Jonas Van Lancker: Het interessante zou zijn dat je een complementaire munt die functioneert in de handel ook zou kunnen overdragen naar de non-profit. Daar zou de focus dan meer kunnen liggen op de koppeling aan een basisinkomen. Er zijn veel wegen die naar ‘ons’ Rome leiden. Je kan volledig met iets nieuws beginnen. Maar je kan inderdaad ook aanpikken aan een al bestaand systeem. Maar dat is niet vanzelfsprekend.
Geert Hofman: In Finland is er een experiment met een basisinkomen geweest, maar dat is stopgezet. Natuurlijk als je alleen de economische parameters meet en geen rekening houdt met de socio-economische parameters, dan valt zo’n systeem misschien op het eerste gezicht nadelig uit. Maar als je ook rekening houdt met het menselijke aspect, namelijk dat iederéén waarde heeft, dan krijg je een ander verhaal.
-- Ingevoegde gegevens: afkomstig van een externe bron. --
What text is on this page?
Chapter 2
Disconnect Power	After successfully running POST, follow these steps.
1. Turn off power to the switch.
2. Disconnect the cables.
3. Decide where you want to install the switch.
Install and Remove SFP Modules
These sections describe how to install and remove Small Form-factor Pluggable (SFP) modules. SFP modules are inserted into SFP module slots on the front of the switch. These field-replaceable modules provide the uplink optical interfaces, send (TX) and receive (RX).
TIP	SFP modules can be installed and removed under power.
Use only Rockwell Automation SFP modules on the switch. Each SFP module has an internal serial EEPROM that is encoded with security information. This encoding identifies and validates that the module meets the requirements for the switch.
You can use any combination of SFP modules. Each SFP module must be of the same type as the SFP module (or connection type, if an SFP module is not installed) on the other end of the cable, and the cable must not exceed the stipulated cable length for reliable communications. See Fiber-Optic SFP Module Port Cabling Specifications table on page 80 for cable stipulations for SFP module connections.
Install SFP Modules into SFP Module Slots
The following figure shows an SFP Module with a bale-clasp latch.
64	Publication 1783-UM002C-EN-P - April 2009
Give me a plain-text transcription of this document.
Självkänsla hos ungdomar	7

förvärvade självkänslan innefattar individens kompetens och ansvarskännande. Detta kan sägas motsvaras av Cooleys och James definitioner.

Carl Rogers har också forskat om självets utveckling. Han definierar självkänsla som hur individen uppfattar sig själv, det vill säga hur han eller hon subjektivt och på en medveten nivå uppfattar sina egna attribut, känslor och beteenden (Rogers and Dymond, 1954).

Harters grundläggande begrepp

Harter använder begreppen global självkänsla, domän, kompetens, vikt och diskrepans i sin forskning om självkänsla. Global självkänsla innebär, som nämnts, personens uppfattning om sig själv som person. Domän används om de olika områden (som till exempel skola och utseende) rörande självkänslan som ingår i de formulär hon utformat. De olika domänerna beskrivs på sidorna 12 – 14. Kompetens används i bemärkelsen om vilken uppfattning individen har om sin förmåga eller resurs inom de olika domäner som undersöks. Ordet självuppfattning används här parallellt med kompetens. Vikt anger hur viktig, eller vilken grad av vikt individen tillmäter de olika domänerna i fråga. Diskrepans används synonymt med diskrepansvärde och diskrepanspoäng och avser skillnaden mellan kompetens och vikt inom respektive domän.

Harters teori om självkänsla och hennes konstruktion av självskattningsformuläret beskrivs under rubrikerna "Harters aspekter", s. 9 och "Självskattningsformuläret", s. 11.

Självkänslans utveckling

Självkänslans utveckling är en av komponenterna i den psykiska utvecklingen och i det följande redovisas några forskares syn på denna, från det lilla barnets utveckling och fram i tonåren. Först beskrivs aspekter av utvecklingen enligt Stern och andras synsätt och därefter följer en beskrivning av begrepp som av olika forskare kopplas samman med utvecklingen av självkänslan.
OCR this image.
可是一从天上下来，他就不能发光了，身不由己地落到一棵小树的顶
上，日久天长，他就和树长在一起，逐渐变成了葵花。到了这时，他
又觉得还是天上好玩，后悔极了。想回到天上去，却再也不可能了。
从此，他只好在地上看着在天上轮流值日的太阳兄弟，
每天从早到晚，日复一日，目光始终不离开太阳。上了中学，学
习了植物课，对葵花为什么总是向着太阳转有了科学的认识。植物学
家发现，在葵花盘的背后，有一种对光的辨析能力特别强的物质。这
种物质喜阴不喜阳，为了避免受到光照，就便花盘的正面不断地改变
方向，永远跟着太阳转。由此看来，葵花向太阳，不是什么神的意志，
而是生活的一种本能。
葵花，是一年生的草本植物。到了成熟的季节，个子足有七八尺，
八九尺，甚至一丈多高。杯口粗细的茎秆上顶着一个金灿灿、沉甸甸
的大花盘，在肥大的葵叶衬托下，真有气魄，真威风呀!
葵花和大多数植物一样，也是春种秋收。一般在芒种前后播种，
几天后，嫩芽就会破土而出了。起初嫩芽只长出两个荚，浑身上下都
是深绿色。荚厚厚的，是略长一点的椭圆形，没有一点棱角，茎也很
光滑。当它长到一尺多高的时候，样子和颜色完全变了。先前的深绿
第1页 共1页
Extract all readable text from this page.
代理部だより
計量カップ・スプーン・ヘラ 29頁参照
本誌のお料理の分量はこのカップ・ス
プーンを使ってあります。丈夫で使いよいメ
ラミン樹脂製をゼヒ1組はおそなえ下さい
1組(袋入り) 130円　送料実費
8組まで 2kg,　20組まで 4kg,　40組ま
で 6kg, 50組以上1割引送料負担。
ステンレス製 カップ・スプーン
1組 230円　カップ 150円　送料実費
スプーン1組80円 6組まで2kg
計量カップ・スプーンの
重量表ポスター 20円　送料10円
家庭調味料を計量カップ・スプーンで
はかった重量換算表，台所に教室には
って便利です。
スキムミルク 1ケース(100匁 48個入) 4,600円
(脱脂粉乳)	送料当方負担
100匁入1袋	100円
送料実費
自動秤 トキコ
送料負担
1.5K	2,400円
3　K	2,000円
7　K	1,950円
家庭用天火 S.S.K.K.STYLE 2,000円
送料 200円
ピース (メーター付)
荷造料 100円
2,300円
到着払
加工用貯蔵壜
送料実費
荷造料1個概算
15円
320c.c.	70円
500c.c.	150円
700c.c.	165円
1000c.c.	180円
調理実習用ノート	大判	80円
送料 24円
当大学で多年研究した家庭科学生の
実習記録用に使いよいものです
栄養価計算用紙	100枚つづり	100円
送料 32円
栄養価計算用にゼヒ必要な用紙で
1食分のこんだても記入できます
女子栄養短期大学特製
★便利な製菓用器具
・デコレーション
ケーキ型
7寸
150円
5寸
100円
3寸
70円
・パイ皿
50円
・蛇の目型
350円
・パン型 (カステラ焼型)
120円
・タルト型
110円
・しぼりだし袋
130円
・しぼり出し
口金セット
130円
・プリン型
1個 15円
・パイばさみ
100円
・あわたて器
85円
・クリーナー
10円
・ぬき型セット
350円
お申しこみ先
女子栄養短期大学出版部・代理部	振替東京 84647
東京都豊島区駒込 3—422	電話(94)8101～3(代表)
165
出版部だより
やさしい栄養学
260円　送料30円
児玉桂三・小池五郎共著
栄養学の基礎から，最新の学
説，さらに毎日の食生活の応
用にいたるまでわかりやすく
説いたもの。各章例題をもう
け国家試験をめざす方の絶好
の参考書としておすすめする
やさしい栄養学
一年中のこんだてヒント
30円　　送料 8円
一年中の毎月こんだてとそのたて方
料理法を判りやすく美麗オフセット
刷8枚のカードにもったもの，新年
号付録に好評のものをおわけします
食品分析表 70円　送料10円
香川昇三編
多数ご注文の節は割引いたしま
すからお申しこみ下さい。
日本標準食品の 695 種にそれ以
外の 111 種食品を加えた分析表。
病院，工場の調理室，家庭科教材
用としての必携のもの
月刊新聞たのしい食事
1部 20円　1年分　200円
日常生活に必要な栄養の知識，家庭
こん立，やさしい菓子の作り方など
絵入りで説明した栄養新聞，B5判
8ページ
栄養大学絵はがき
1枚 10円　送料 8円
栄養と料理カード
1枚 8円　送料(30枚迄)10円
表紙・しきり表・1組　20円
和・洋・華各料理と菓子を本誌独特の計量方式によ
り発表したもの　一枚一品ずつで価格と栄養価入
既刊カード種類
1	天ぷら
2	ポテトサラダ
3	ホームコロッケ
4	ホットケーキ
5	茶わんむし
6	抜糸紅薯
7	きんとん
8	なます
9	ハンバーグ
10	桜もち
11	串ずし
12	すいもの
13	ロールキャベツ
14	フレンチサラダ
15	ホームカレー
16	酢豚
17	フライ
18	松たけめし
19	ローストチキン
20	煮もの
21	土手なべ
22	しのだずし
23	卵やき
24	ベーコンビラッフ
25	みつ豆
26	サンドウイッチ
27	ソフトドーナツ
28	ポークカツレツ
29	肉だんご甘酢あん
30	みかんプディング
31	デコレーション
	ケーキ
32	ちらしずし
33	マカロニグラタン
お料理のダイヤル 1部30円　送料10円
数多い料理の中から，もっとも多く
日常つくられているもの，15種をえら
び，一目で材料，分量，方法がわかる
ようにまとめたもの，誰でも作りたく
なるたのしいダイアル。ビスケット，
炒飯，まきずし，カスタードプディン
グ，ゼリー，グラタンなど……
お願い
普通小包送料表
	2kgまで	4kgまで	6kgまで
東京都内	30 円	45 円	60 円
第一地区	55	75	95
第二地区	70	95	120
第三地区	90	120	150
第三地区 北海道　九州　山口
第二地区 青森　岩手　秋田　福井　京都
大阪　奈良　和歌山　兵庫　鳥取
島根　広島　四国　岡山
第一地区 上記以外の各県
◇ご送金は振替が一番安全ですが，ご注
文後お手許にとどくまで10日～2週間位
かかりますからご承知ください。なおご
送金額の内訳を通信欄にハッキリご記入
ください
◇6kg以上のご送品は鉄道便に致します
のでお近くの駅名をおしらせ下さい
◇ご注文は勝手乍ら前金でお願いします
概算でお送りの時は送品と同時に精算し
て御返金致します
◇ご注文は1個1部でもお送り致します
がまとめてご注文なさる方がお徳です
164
Het is niet altijd goed meetbaar wat de echte impact is. Als je dan alleen naar de klassieke parameters gaat kijken, dan vertelt dat niet het hele verhaal.
Jonas Van Lancker: Ook bij ons project is het niet gemakkelijk om de volledige impact te achterhalen. Je moet om te beginnen al een voldoende hoog bedrag kunnen inleggen. En je moet kunnen kijken naar de resultaten op lange termijn. Een basisinkomen kan ervoor zorgen dat iemand anders gaat leven en andere keuzes gaat maken, zoals bijvoorbeeld wat minder gaan werken om de zorg voor iemand op te nemen. Maar dan moet je natuurlijk wel weten dat je moet kunnen blijven rekenen op dat inkomen voor een aantal jaren voor je die keuze kan maken. Als je weet dat je dat bedrag maar voor 1,5 jaar gaat krijgen bijvoorbeeld. Dan ga je waarschijnlijk dat risico niet nemen. Dus dan kan je ook dat resultaat niet zien. Wil dat dan zeggen dat het basisinkomen niet werkt? Neen, dat wil zeggen dat je experiment niet goed is opgezet.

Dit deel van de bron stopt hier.